Amona resident tells Arutz Sheva that she finds it difficult to withstand the pressure; 'We do not know when they will come to expel us.'

Benny Tucker,

Tamar Nizri
Tamar Nizri
Nizri family

Amona resident Tamar Nizri is afraid these days, especially of the expected expulsion from her home in view of difficulties on the part of the Supreme Court with the implementation of the outline agreed upon with the government.

"These are feelings that we experienced here a month ago. Tension again begins circulating in the blood. The final date is the twelfth of Shevat and we do not know if we'll stay here until then - or if next week they will come to expel us from here," she told Arutz Sheva.

"We've been living here in a permanent house with our eight children for 16 years. After receiving the government outline we were crushed. Beyond that, our house is not mobile and can not be transferred. There was a big crisis also with the youth who saw us as traitors. In the past month we tried to pick up the pieces and now we've reached the second round."

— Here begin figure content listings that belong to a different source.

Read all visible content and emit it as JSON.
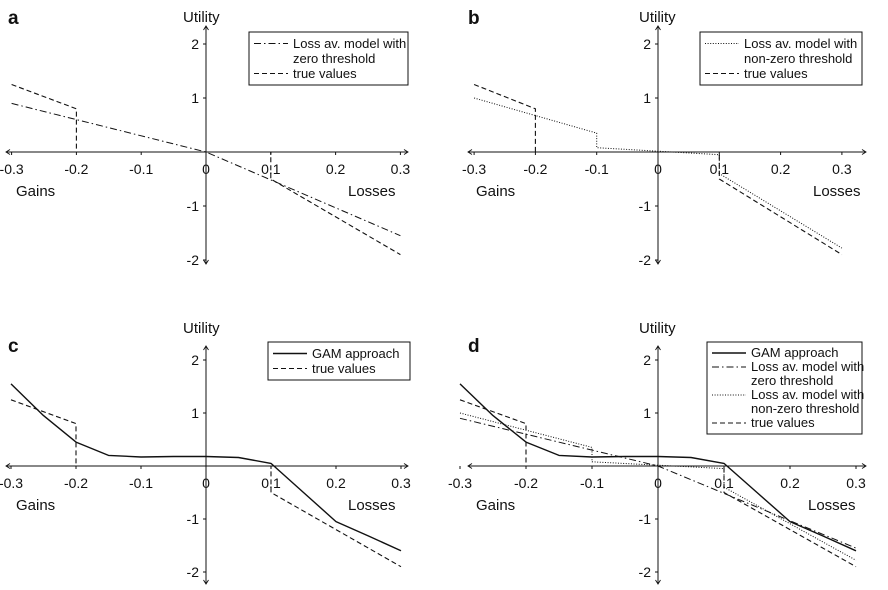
{
  "chart_data": [
    {
      "type": "line",
      "panel_label": "a",
      "ylabel": "Utility",
      "xlabel_left": "Gains",
      "xlabel_right": "Losses",
      "xlim": [
        -0.3,
        0.3
      ],
      "ylim": [
        -2,
        2
      ],
      "xticks": [
        "-0.3",
        "-0.2",
        "-0.1",
        "0",
        "0.1",
        "0.2",
        "0.3"
      ],
      "yticks": [
        "2",
        "1",
        "-1",
        "-2"
      ],
      "legend_position": "top-right",
      "series": [
        {
          "name": "Loss av. model with zero threshold",
          "name_lines": [
            "Loss av. model with",
            "zero threshold"
          ],
          "style": "dashdot",
          "x": [
            -0.3,
            0,
            0.3
          ],
          "y": [
            0.9,
            0,
            -1.55
          ]
        },
        {
          "name": "true values",
          "name_lines": [
            "true values"
          ],
          "style": "dashed",
          "x": [
            -0.3,
            -0.2,
            -0.2,
            0.1,
            0.1,
            0.3
          ],
          "y": [
            1.25,
            0.8,
            0,
            0,
            -0.5,
            -1.9
          ]
        }
      ]
    },
    {
      "type": "line",
      "panel_label": "b",
      "ylabel": "Utility",
      "xlabel_left": "Gains",
      "xlabel_right": "Losses",
      "xlim": [
        -0.3,
        0.3
      ],
      "ylim": [
        -2,
        2
      ],
      "xticks": [
        "-0.3",
        "-0.2",
        "-0.1",
        "0",
        "0.1",
        "0.2",
        "0.3"
      ],
      "yticks": [
        "2",
        "1",
        "-1",
        "-2"
      ],
      "legend_position": "top-right",
      "series": [
        {
          "name": "Loss av. model with non-zero threshold",
          "name_lines": [
            "Loss av. model with",
            "non-zero threshold"
          ],
          "style": "dotted",
          "x": [
            -0.3,
            -0.1,
            -0.1,
            0.1,
            0.1,
            0.3
          ],
          "y": [
            1.0,
            0.35,
            0.08,
            -0.05,
            -0.4,
            -1.78
          ]
        },
        {
          "name": "true values",
          "name_lines": [
            "true values"
          ],
          "style": "dashed",
          "x": [
            -0.3,
            -0.2,
            -0.2,
            0.1,
            0.1,
            0.3
          ],
          "y": [
            1.25,
            0.8,
            0,
            0,
            -0.5,
            -1.9
          ]
        }
      ]
    },
    {
      "type": "line",
      "panel_label": "c",
      "ylabel": "Utility",
      "xlabel_left": "Gains",
      "xlabel_right": "Losses",
      "xlim": [
        -0.3,
        0.3
      ],
      "ylim": [
        -2,
        2
      ],
      "xticks": [
        "-0.3",
        "-0.2",
        "-0.1",
        "0",
        "0.1",
        "0.2",
        "0.3"
      ],
      "yticks": [
        "2",
        "1",
        "-1",
        "-2"
      ],
      "legend_position": "top-right",
      "series": [
        {
          "name": "GAM approach",
          "name_lines": [
            "GAM approach"
          ],
          "style": "solid",
          "x": [
            -0.3,
            -0.25,
            -0.2,
            -0.15,
            -0.1,
            -0.05,
            0,
            0.05,
            0.1,
            0.15,
            0.2,
            0.25,
            0.3
          ],
          "y": [
            1.55,
            0.95,
            0.45,
            0.2,
            0.17,
            0.18,
            0.18,
            0.16,
            0.05,
            -0.5,
            -1.05,
            -1.32,
            -1.6
          ]
        },
        {
          "name": "true values",
          "name_lines": [
            "true values"
          ],
          "style": "dashed",
          "x": [
            -0.3,
            -0.2,
            -0.2,
            0.1,
            0.1,
            0.3
          ],
          "y": [
            1.25,
            0.8,
            0,
            0,
            -0.5,
            -1.9
          ]
        }
      ]
    },
    {
      "type": "line",
      "panel_label": "d",
      "ylabel": "Utility",
      "xlabel_left": "Gains",
      "xlabel_right": "Losses",
      "xlim": [
        -0.3,
        0.3
      ],
      "ylim": [
        -2,
        2
      ],
      "xticks": [
        "-0.3",
        "-0.2",
        "-0.1",
        "0",
        "0.1",
        "0.2",
        "0.3"
      ],
      "yticks": [
        "2",
        "1",
        "-1",
        "-2"
      ],
      "legend_position": "top-right",
      "series": [
        {
          "name": "GAM approach",
          "name_lines": [
            "GAM approach"
          ],
          "style": "solid",
          "x": [
            -0.3,
            -0.25,
            -0.2,
            -0.15,
            -0.1,
            -0.05,
            0,
            0.05,
            0.1,
            0.15,
            0.2,
            0.25,
            0.3
          ],
          "y": [
            1.55,
            0.95,
            0.45,
            0.2,
            0.17,
            0.18,
            0.18,
            0.16,
            0.05,
            -0.5,
            -1.05,
            -1.32,
            -1.6
          ]
        },
        {
          "name": "Loss av. model with zero threshold",
          "name_lines": [
            "Loss av. model with",
            "zero threshold"
          ],
          "style": "dashdot",
          "x": [
            -0.3,
            0,
            0.3
          ],
          "y": [
            0.9,
            0,
            -1.55
          ]
        },
        {
          "name": "Loss av. model with non-zero threshold",
          "name_lines": [
            "Loss av. model with",
            "non-zero threshold"
          ],
          "style": "dotted",
          "x": [
            -0.3,
            -0.1,
            -0.1,
            0.1,
            0.1,
            0.3
          ],
          "y": [
            1.0,
            0.35,
            0.08,
            -0.05,
            -0.4,
            -1.78
          ]
        },
        {
          "name": "true values",
          "name_lines": [
            "true values"
          ],
          "style": "dashed",
          "x": [
            -0.3,
            -0.2,
            -0.2,
            0.1,
            0.1,
            0.3
          ],
          "y": [
            1.25,
            0.8,
            0,
            0,
            -0.5,
            -1.9
          ]
        }
      ]
    }
  ]
}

Nizri does not hide her concern. "On the one hand there is faith in the great Creator of the universe who can do everything and I'm open to receive His abundance, on the other hand ... I am trembling from the expulsion date. I already see the youth coming back here in a big way and my adrenaline rises".

She believes that the coming Shabbat will be packed in the community. "As for us, we've returned to the fight. We reached the point of no return, because it is impossible to prepare. Tomorrow there will be an emergency meeting and we will call everyone back here this Shabbat, equipped to stay here until February eighth."

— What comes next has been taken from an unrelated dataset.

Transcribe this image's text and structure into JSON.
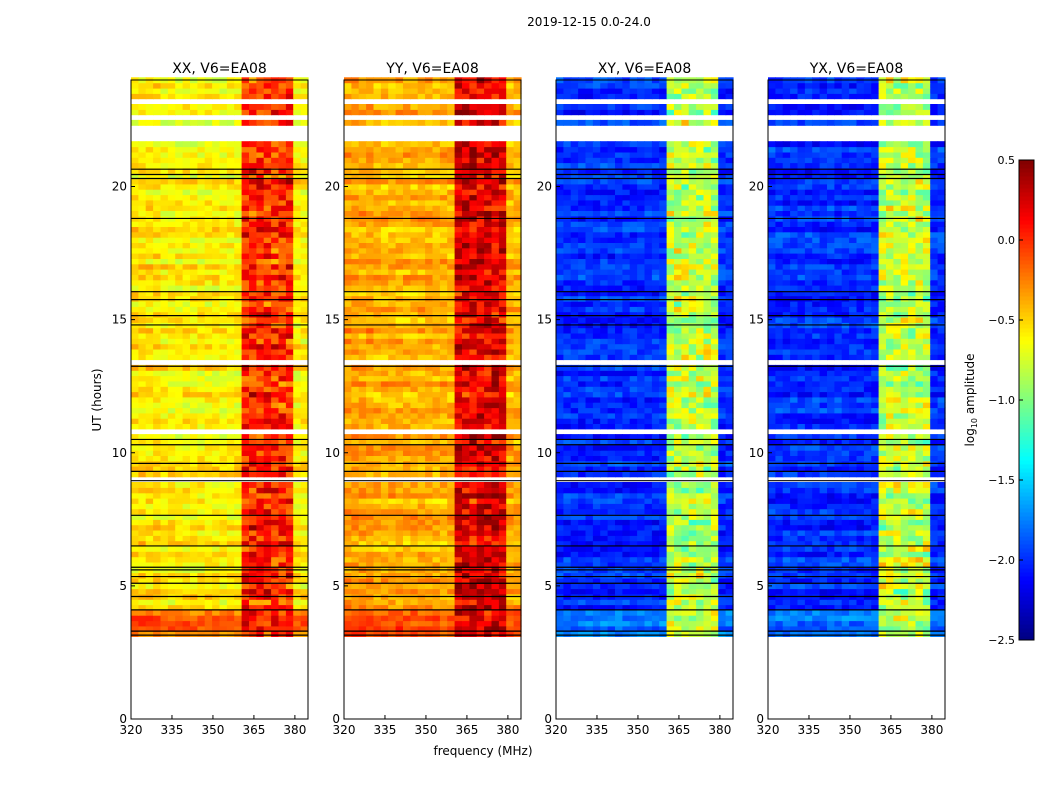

The Supreme Court issued an injunction Monday evening temporarily prohibiting the government from carrying out any construction on the plots of land set aside for alternative housing for the residents of Amona after Arabs from the settlement of Silwad and the leftist organization Yesh Din submitted a petition claiming ownership of the plots.

Had Israel not allowed Jordanian law to prevail in Judea and Samaria, although Jordan was unquestionably an occupier of those lands from 1949-1967, there could be compensation or alternate plots offered the claimants - if they were able to prove their claims.